This invention relates to circuitry for driving the stator coil of a stepper motor and more particularly for providing two amplitudes of bipolar drive current to the coil depending on the instantaneous torque requirements of the motor.
Typically, stator coils of bipolar stepper motors are driven by bridge amplifiers which effectively commutate the polarity of a supply potential across the coil. These circuits require at least four driver transistors to perform the requisite switching. In addition in order to change the coil current amplitude, for example, when the motor is in a hold mode as opposed to a drive mode, some means must be provided to alter the drive potential, alter the driving impedance, or to chop the drive signal to provide selectable "average" drive parameters, etc. Circuitry to permit such coil current adjustment usually complicates the system, adds to system cost, adds to system bulk and adds to the energy dissipated by the driver circuitry.

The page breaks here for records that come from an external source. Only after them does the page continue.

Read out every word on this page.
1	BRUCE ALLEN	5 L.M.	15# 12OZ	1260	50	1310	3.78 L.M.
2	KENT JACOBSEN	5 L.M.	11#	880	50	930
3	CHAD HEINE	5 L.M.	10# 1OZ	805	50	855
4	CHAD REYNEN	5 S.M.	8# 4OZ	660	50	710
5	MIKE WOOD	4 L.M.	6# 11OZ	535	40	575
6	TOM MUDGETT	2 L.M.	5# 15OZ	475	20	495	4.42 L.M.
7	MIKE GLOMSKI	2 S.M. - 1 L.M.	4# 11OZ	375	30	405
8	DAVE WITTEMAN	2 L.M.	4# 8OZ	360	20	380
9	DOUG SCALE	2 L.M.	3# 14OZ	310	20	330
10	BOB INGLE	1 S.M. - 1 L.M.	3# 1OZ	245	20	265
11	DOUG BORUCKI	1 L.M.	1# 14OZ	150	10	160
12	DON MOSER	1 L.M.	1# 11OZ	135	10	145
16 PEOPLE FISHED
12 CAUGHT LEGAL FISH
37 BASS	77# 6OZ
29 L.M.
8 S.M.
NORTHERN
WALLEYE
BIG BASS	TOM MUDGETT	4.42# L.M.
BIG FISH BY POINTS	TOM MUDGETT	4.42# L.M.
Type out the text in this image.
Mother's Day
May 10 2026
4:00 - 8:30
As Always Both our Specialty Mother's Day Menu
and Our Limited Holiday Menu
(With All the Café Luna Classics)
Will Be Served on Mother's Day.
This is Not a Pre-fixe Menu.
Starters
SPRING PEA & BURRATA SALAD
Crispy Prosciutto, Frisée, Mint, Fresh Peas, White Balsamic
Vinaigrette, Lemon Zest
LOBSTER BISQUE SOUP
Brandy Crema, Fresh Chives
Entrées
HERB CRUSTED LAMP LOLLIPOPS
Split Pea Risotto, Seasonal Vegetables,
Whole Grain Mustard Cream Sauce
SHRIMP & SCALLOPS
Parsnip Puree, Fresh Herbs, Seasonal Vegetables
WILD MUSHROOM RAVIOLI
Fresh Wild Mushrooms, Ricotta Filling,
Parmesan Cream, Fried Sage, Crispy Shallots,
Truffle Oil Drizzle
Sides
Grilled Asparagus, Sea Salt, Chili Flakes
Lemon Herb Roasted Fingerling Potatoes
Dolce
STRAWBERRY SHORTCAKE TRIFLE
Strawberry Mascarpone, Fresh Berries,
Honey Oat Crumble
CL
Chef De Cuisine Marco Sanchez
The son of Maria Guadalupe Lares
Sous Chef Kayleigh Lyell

Certain stepper motor applications require that the motor operate in the high torque mode for relatively short intervals with the major portion of its operation being that of stepping at a slow rate so that coil current demands are primarily holding currents. For example, in a video disc player a stepper motor may be used to drive a carriage which carries the recorded signal recovery transducer. At the beginning of play it is desired that the carriage move rapidly to seek the beginning of the recorded track on the record. The motor step rate may be at 300 steps per second, i.e., the motor must operate at high torque. However, during normal playback the carriage is required to move slowly in consonance with the transducer following the record track. In this mode the motor may step at 1-2 steps per second and will be operating in a low torque mode.
Generally both the motor and the motor driving circuitry may be overdriven for short intervals without damage to either. Thus, for example, a 6 volt motor may be energized with 20 volts for periods of time too short to cause heating. The present inventor took advantage of this feature to design a bipolar stepper motor drive circuit which provides high torque for particular step rates, a low value of holding current and is less complicated and less costly than conventional bridge drive circuitry with similar drive features.